Heat recovery ventilators prevent respiratory disorders in Inuit children
Article first published online: 2 JUL 2009
© 2009 John Wiley & Sons A/S
Volume 19, Issue 6, pages 489–499, December 2009
How to Cite
Kovesi, T., Zaloum, C., Stocco, C., Fugler, D., Dales, R. E., Ni, A., Barrowman, N., Gilbert, N. L. and Miller, J. D. (2009), Heat recovery ventilators prevent respiratory disorders in Inuit children. Indoor Air, 19: 489–499. doi: 10.1111/j.1600-0668.2009.00615.x
- Issue published online: 17 NOV 2009
- Article first published online: 2 JUL 2009
- Received for review 20 February 2009. Accepted for publication 27 June 2009.
- Respiratory Tract Infections;
Abstract Inuit infants have high rates of reported hospitalization for respiratory infection, associated with overcrowding and reduced ventilation. We performed a randomized, double-blind, placebo controlled trial to determine whether home heat recovery ventilators (HRV) would improve ventilation and reduce the risk of respiratory illnesses in young Inuit children. Inuit children under 6 years of age living in several communities in Nunavut, Canada were randomized to receive an active or placebo HRV. We monitored respiratory symptoms, health center encounters, and indoor air quality for 6 months.
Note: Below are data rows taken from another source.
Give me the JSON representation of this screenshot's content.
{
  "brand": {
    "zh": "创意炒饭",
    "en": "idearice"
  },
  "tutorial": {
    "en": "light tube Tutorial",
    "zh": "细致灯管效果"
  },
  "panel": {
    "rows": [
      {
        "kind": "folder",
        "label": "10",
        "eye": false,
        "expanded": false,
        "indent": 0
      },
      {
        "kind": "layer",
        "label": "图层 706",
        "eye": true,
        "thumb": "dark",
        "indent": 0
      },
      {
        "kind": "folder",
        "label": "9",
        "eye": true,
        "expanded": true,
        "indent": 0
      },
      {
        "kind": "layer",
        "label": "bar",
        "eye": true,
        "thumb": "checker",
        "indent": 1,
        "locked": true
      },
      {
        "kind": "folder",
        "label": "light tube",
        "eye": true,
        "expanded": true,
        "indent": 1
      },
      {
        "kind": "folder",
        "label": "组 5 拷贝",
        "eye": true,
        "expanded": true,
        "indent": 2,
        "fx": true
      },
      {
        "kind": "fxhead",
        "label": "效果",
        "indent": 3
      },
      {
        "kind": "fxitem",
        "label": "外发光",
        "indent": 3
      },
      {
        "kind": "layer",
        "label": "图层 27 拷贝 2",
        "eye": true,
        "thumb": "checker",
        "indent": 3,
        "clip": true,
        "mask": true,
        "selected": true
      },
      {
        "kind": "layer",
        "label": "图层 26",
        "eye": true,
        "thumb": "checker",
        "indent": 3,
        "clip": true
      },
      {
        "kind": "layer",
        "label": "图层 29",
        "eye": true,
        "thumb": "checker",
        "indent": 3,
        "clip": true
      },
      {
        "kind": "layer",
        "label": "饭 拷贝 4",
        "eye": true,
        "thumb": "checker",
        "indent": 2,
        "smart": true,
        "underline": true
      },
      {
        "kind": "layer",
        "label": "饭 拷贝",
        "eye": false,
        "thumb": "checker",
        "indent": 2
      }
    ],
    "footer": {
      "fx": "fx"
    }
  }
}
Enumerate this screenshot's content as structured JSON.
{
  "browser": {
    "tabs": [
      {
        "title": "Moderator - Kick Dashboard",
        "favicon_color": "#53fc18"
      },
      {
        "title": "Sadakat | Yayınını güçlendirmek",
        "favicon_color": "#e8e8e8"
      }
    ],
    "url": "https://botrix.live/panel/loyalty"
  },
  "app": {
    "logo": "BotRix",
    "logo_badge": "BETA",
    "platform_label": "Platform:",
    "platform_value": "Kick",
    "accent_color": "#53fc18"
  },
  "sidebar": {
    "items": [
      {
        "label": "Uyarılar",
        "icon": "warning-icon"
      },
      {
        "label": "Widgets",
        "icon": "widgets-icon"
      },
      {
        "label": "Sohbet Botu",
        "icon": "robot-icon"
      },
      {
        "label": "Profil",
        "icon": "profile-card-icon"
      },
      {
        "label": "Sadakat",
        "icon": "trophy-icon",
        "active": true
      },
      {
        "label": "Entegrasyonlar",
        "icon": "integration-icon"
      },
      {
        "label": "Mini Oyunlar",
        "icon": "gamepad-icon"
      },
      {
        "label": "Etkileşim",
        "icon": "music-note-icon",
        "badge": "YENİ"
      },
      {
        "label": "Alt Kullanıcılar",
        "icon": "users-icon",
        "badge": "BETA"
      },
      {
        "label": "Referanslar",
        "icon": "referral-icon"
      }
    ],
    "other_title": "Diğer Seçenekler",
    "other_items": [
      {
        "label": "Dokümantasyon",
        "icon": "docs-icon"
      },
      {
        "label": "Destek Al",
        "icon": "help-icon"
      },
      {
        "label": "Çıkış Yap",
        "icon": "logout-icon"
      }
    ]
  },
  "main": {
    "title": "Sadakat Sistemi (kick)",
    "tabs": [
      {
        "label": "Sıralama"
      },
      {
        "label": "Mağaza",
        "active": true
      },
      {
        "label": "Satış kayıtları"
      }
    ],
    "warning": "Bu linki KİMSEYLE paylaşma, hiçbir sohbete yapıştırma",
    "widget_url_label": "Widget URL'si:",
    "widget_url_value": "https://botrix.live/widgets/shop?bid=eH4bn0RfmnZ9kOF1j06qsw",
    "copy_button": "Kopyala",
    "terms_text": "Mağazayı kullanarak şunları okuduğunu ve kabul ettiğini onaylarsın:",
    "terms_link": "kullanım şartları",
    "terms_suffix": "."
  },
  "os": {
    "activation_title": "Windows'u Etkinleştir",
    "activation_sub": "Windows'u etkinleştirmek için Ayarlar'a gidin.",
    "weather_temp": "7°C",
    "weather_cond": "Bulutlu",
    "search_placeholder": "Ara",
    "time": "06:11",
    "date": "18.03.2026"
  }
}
HRVs were placed in 68 homes, and 51 houses could be analyzed. Subjects had a mean age of 26.8 months. Active HRVs brought indoor carbon dioxide concentrations to within recommended concentrations. Relative humidity was also reduced. Use of HRV, compared with placebo, was associated with a progressive fall in the odds ratio for reported wheeze of 12.3% per week (95%CI 1.9–21.6%, P = 0.022). Rates of reported rhinitis were significantly lower in the HRV group than the placebo group in month 1 (odds ratio 0.20, 95%CI 0.058–0.69, P = 0.011) and in month 4 (odds ratio 0.24, 95%CI 0.054–0.90, P = 0.035). There were no significant reductions in the number of health center encounters, and there were no hospitalizations. Use of HRVs was associated with in improvement in air quality and reductions in reported respiratory symptoms in Inuit children.
Reduced ventilation is common in the houses of Inuit children in arctic Canada, and is associated with an increased risk of respiratory infection. Installation of HRV brings indoor carbon dioxide concentration, as a marker of adequate ventilation, to within recommended concentrations, although relative humidity is also reduced. Installation of HRV is associated with improvements in indoor air quality, and a reduced risk of wheezing and rhinitis not associated with cold air exposure in young Inuit children. Further research is required to explore traditional Inuit cultural attitudes about air movement in dwellings.